Oh little creature of gentle nudges, random cases hiccups, rolling position changes and relentless bed-time Jazzercize, I love you.  You are so precious to me.  I’m going to work to be the best mom I can be, which means being the healthiest I can be.  I promise.

Blood pressure has been up a bit and I’ve noticed “significant” swelling in my feet.  I hadn’t noticed anything major until this last weekend.  Friday at Dr. V’s office, my BP was 113/60.  Not bad.  I hadn’t noticed any swelling, but she did remark, oh look at your little feet! And then I noticed that yes, my flintstone feet were looking a bit more vienna sausage than usual.  Hrmm… THEN all weekend, they did swell.  Probably a bit because I was sedentary.  It happens… so this morning at Dr. McMFM’s my BP was 130/66 and my feet, while not as badly swollen as they had been, had no defined ankle.  I ask her about it and she said that 1) I had no protein in my urine (thank the heavens!), and 2) my BP is always around that number when they record it at that  office… Um what?  It’s usually around 115-120, at least since my sugars have been in better control and I quit my second job… I suspect it’s the White Coat Syndrome and my distrust of that office that might be a factor… but I’m still concerned.

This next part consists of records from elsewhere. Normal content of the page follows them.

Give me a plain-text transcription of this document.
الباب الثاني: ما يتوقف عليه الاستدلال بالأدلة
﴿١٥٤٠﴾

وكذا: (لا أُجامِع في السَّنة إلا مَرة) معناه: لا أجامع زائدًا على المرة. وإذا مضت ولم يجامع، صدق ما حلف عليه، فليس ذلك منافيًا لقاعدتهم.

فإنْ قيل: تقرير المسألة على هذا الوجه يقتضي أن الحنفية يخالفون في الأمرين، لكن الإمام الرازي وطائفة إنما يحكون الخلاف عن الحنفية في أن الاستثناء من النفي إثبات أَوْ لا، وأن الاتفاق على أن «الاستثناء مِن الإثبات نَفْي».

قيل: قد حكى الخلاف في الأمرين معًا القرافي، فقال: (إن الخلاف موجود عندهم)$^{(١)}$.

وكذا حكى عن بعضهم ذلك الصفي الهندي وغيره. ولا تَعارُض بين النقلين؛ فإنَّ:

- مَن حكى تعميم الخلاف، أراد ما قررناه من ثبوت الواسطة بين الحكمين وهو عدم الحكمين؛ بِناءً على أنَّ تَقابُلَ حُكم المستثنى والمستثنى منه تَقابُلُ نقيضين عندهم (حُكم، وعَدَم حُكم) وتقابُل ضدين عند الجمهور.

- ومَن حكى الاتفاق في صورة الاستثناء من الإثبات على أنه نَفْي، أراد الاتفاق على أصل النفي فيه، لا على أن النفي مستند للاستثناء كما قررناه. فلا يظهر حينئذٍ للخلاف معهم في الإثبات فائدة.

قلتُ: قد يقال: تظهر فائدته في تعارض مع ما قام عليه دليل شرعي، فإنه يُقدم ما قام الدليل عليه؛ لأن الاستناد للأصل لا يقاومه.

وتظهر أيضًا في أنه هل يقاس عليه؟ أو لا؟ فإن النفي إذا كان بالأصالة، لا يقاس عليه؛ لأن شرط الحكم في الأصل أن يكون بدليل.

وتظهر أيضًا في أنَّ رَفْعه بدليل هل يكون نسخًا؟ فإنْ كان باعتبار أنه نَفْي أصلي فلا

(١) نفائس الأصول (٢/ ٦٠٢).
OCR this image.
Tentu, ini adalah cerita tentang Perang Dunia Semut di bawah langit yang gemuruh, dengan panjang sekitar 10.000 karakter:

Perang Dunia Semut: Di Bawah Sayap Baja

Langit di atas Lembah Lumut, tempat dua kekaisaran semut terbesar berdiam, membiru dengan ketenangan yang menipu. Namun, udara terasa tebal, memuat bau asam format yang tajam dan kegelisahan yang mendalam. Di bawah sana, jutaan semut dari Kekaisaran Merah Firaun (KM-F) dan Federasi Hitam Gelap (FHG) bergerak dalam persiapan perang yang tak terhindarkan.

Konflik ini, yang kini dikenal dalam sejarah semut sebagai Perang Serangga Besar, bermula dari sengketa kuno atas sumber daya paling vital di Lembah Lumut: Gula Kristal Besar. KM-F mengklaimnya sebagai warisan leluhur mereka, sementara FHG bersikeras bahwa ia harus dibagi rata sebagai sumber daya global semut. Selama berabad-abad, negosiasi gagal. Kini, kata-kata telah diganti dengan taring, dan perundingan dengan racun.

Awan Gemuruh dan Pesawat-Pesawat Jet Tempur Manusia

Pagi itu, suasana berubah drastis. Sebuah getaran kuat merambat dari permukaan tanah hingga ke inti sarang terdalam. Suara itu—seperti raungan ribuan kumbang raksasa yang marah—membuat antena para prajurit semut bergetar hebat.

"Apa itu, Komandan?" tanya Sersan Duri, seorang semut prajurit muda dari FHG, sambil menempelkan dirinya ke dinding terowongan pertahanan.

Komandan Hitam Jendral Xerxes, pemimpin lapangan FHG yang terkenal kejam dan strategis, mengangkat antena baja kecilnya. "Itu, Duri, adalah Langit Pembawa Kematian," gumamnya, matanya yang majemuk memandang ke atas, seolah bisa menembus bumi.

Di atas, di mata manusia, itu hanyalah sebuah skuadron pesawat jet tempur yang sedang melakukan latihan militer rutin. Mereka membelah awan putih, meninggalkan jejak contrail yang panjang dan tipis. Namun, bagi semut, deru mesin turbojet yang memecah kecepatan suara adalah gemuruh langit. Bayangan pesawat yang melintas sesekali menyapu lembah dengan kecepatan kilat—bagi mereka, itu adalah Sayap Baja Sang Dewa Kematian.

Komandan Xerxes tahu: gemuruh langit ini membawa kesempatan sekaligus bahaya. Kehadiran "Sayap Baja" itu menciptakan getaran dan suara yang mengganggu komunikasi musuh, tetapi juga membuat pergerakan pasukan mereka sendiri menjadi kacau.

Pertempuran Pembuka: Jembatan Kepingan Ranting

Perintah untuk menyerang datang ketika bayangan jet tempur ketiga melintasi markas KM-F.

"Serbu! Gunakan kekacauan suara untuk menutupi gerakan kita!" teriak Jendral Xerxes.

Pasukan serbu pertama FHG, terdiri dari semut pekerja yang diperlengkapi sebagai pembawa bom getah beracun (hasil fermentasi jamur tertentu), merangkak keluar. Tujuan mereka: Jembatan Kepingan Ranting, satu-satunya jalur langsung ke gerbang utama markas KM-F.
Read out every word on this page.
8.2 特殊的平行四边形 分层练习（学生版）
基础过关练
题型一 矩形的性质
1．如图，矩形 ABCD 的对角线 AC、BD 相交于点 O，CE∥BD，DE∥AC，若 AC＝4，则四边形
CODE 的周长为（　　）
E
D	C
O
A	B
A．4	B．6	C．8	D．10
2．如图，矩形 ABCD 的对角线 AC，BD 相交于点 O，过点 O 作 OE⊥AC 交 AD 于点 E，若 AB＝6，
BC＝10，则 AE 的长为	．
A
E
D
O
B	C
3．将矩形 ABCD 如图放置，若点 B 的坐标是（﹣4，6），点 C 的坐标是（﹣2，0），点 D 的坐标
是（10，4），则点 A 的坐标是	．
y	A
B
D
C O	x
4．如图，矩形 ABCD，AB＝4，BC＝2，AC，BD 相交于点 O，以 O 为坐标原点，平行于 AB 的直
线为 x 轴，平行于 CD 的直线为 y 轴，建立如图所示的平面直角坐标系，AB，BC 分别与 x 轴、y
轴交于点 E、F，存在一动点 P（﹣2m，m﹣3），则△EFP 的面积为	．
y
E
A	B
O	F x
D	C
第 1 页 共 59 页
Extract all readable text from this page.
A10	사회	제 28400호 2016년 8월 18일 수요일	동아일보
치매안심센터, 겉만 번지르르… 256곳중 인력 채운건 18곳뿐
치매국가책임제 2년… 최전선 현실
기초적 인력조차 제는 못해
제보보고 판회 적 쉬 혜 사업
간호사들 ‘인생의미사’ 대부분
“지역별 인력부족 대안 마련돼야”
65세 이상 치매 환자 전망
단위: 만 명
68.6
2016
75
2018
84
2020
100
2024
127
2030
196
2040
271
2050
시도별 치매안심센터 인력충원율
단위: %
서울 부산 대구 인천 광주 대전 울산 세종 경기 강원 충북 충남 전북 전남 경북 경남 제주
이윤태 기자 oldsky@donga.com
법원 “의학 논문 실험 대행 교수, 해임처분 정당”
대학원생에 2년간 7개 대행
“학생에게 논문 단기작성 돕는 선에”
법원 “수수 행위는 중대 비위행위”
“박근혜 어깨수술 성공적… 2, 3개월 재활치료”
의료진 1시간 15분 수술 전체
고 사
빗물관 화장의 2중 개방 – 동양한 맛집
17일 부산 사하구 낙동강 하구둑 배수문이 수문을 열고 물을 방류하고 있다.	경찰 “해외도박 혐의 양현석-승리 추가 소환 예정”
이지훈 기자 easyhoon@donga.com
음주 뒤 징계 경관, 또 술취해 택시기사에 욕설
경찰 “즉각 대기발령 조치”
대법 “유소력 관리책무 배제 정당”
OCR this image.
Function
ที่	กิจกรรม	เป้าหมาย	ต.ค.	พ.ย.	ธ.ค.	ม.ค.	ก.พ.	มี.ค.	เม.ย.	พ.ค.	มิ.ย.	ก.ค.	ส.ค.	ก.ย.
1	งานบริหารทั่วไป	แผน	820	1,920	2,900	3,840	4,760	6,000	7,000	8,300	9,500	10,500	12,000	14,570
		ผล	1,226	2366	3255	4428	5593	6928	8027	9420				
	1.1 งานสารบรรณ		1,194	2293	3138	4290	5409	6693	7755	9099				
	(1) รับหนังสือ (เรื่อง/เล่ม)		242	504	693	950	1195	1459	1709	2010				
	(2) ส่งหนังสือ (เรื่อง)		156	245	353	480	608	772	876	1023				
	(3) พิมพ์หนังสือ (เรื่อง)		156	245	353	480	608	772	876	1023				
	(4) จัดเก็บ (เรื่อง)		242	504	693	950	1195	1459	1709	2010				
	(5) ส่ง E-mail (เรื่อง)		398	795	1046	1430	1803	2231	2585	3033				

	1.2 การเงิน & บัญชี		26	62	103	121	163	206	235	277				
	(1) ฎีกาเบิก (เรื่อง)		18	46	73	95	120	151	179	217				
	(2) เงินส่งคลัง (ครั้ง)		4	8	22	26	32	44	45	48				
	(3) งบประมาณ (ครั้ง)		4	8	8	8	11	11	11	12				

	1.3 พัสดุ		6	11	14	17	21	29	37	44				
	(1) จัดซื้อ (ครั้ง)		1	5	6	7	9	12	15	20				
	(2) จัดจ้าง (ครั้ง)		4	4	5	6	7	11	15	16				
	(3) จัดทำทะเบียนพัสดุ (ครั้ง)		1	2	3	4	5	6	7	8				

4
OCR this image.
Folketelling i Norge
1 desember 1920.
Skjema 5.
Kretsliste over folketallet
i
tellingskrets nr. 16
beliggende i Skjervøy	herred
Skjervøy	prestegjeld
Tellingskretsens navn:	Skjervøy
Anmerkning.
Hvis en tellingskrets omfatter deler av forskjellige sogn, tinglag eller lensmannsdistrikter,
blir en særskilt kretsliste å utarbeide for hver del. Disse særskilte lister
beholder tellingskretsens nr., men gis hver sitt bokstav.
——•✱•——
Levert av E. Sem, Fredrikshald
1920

So yeah, I was totally at the MFM’s today… after an appointment only just Friday with the OB.  Yes.  It’s happening.  I get to do Non-Stress Tests with them both.  As in twice a week.  Dr. V brought it up at my appointment with her last Friday… apparently in the transfer of my file or whatever communication they have between offices, Dr. McMFM said that she wants me doing NSTs at her office, too… as in, I should do them twice a week.  Immediately.  SUUUUUUUUUCK!  You know it’s fishy when your own doctor is trying to explain that she wants you to just go with it and then goes to say, “I don’t know, maybe it’s the money…”  WHAT?  Not exactly reassuring, Dr. V.

Also, these Non-stress tests are totally stressful.  Possibly contributing to why my BP was up a bit this morning.  I may have mentioned that Dr. McMFM’s office has these horrible recliners that they use instead of the standard exam “table”… they’re weird.  And for a person who is under 5 foot, it’s nigh impossible to get comfortable.  I spent about 40 minutes while they tried to get baby “on” where I couldn’t breathe fully because my neck was thrust forward and my boobs were choking me to death.   Finally a nurse had the idea to have me sit up.

Also, Salty!Baby is a night owl.  She seems to be most energetic when I’m trying to sleep… at night.  Not at 8:30 a.m.  So they had to “buzz” her awake and made me drink two cups of cold water while trying to maintain my supine position (seriously, get some straws).  Well, then she’s awake… and wants to party.  They couldn’t maintain her heart rate on the monitor because she kept evading the monitor.  *sigh*  I was hooked up for over an hour before they could get a good tracing on her.  Sad thing was, Cindy even straight up said that baby was looking good, but it didn’t count until they could clearly read that on the monitor.  *facepalm*  Machines are only half of medicine.

Note to self: MFM visits correlate with whirlpools of self-loathing and neglect… remember to seek out another MFM for future pregnancies and to send critical letter via registered mail postpartum.

Nervous

4 Nov

I’m trying not to think about it too much, but I have to admit it right now that I’m nervous about seeing this new doctor today.

I’ve reminding myself, that no matter what happens, it’s only because from the moment I knew about the little one, I wanted nothing but the best for him or her. (Little one, do you hear me? You’re keeping your momma sane.) If I want a healthy baby, the best option for me, in my current situation, is to find a competent provider who I can feel at ease with. I can do this. I am not a wimp. Doctors are not monsters. I can and I will be in control.